A: Thanks for pointing out this deficiency and giving us a chance to remedy it.

Not surprisingly, “bombshell” literally meant a bomb—a container filled with explosives—when it showed up in English in the early 1700s. Today, we’d refer to such an explosive device as a “bomb” or a “shell” (as in “artillery shell”).

The earliest example of “bombshell” in the Oxford English Dictionary is from a 1708 issue of the London Gazette: “Kill’d … by a piece of Bomb-Shell.” (The OED says “bombshell” here means “bomb,” but we think it could also mean shrapnel.)

The word “bomb” itself first appeared in English, spelled “bome,” in a 1588 translation of a work by Juan González de Mendoza, who had used the Spanish bomba.

The spelling with “b” showed up a century later, in a 1684 issue of the London Gazette: “They shoot their Bombes near two Miles, and they weigh 250 English Pounds a piece.”

As you point out, the word “bombshell” is generally used figuratively today to mean a shocking or unwelcome surprise, as well as a very attractive woman, especially a blonde.

In fact, “bombshell” has been used figuratively for more than 150 years, and only one of the OED’s nine citations (the one cited above) uses it literally.

The first figurative example in the dictionary, from the American writer John Lothrop Motley’s History of the United Netherlands (1860), refers to a “letter, which descended like a bombshell, in the midst of the decorous council-chamber.”

The earliest OED example for “bombshell” used in the hottie sense is from The American Thesaurus of Slang (1942), by Lester V. Berrey and Melvin Van Den Bark: “Blonde Bombshell (as a nickname).”

However, the Random House Historical Dictionary of American Slang, edited by Jonathan E. Lighter, has an earlier citation, from the title and screenplay of the 1933 Jean Harlow movie Bombshell: “I see Lola Burns, the bombshell herself.”
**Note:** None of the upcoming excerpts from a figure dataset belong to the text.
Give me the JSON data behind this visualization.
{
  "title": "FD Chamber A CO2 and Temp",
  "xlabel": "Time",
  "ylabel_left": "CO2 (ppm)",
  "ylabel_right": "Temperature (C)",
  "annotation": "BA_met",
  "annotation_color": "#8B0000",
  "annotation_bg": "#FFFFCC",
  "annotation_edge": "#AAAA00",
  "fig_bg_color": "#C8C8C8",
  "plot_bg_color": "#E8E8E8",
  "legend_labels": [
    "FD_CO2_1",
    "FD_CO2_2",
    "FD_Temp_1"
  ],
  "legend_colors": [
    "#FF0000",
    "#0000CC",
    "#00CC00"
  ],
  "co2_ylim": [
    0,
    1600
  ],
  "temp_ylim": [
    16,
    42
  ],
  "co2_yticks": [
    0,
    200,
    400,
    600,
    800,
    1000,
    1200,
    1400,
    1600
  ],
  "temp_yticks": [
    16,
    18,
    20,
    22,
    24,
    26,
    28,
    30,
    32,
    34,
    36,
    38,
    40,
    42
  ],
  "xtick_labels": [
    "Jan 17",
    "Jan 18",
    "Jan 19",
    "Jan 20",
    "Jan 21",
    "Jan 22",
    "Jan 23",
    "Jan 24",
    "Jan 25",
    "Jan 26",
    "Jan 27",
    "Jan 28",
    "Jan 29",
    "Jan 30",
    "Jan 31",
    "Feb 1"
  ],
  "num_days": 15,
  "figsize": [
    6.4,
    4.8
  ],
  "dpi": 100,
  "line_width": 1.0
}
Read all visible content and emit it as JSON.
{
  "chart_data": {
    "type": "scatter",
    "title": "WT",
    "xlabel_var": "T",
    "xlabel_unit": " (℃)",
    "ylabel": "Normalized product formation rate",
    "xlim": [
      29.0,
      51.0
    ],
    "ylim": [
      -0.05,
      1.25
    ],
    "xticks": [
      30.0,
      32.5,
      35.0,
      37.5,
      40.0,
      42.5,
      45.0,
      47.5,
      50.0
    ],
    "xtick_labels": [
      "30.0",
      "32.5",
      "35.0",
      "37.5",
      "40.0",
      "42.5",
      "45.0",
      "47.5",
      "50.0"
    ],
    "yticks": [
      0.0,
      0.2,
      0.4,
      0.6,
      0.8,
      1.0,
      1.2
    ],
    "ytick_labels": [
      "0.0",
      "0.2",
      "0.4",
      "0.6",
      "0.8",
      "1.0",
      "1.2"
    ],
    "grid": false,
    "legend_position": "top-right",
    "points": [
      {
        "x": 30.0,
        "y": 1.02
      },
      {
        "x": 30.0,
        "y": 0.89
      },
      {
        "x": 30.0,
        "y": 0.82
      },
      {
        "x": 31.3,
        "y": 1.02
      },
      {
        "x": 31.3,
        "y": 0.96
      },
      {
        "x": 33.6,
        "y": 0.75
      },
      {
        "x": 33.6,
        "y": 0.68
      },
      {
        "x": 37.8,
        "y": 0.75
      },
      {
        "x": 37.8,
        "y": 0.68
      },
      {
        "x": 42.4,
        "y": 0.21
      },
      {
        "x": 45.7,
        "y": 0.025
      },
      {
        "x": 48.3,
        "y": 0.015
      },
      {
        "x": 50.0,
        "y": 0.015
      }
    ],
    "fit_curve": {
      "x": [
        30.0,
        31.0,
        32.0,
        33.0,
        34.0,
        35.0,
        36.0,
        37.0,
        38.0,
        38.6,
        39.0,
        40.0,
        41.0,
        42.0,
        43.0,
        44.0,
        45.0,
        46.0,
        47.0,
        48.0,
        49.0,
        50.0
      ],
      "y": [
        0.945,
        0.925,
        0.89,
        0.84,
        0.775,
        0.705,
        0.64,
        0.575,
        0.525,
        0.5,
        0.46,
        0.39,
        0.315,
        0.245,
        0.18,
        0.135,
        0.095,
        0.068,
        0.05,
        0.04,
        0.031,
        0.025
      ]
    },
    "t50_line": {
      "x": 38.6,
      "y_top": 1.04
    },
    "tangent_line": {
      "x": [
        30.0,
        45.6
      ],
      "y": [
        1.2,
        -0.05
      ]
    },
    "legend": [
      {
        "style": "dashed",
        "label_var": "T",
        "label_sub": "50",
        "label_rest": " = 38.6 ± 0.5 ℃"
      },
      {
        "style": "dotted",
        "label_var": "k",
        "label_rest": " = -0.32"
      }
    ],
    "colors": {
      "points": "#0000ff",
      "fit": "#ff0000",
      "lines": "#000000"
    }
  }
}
And here’s a colorful OED example from We Are Public Enemies, a 1949 book by Alan Hynd about famous American criminals: “Bonnie Parker was a rootin’, tootin’, whisky-drinking blonde bombshell.”

(“Blond” or “blonde”? We discussed this in a 2014 post.)

We’ll end with a more cerebral Oxford citation, from the Nov. 25, 1965, issue of the Times Literary Supplement: “The bombshell effects … of the intellectual and social crises of late antiquity.”

[Update, June 23, 2016:  A reader suggests that we should have used “bomb fragment” instead of “shrapnel” above, since “shrapnel” wasn’t used in that sense until Word War I. As we mentioned in a 2014 post, the original “shrapnel,” named for Henry Shrapnel, was an explosive projectile filled with bullets. However, that sense is now considered historical, according to the OED, and today the word usually refers to bomb or shell fragments.]